Lesson 2: Deflation must be halted and reversed, and the credit system restarted. Today, as in the early 1930s, these two parts of the puzzle are tightly interrelated, as Fisher explained. Deflation will not stop if the collapse of the credit system is not contained, and the collapse of the credit system will not stop until the deflation of asset and goods prices is controlled. A trillion dollars of fiscal stimulus today will not avoid catastrophe if the financial stabilisation fails. Conversely, the sooner a credible, comprehensive, and effective financial stabilisation plan is implemented, the lower the actual cost of “true” fiscal support needed for the social safety net.

Being realistic, however, even if we had this ideal situation in place tomorrow, a major recession – unlike anything most Americans alive today have ever seen – is unavoidable. Catastrophe is here and we will not escape it. But even the 18-to-24-months catastrophe we are in is not the worst outcome. The worst outcome would be a full repeat of the Great Depression. The worst of the Great Depression was not so much the initial economic collapse, as dramatic as that was, but its persistence for several years. This is what we still have time to avoid and where our energy should be invested. The political spin about pushing for reforms and bailouts to “avert disaster” needs to be corrected, so that everyone’s expectations are not biased towards thinking that a trillion dollars of fiscal stimulus means back to business as usual. The emergency is real and present, but not to escape catastrophe. All the numbers we have about employment, production, world trade, the financial system, etc. show that we are already in a catastrophe. The emergency is to avoid the persistence of the stagnation that occurred during the Depression. The emergency is to prevent most of the next decade from looking like 2008.

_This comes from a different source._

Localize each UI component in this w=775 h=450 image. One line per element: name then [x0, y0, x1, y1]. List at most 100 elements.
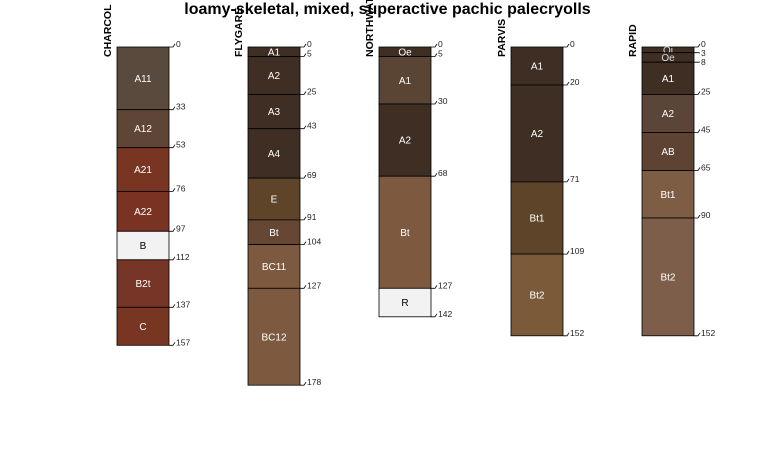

Lesson 3: Prevention. We got into this mess because financial development advanced way ahead of not only regulators and government officials, but the actors in financial markets themselves, including the geniuses who created the innovative financial products that we have now come to know (and fear) by their acronyms – CDOs, MBSs, CMOs, and the greatest villain of all, CDSs!

Preventing the next debacle, however, requires careful thinking. Imposing regulations and controls that would return the financial system to its 1960s structure would be a major mistake. The challenge is to identify where things went very wrong and plug the deep holes that exist while preserving the enormous potential that the securitisation of financial assets has for enhancing efficiency and standards of living worldwide. A starting point is to recognise that government made two huge mistakes in (a) directing regulators to ignore products like CDSs, by pretending that simply by an act of law they could be declared not to be standard securities or a form of gambling (both of which they were!), and (b) instituting and enlarging the implicit government guarantee backing the fast expansion of mortgage giants Fannie Mae and Freddie Mac. Had the wisdom of people like Mrs. Brooksley Born prevailed in the late 1990s, the CDS market would have been at least supervised, if not regulated. This alone would have saved us enormous pain today, because the jump from the mid-billions problem that sub-prime mortgages were to the mid-trillions debacle we are suffering occurred largely due to the casino-like setup in which AIG and other financial companies conducted the CDS business.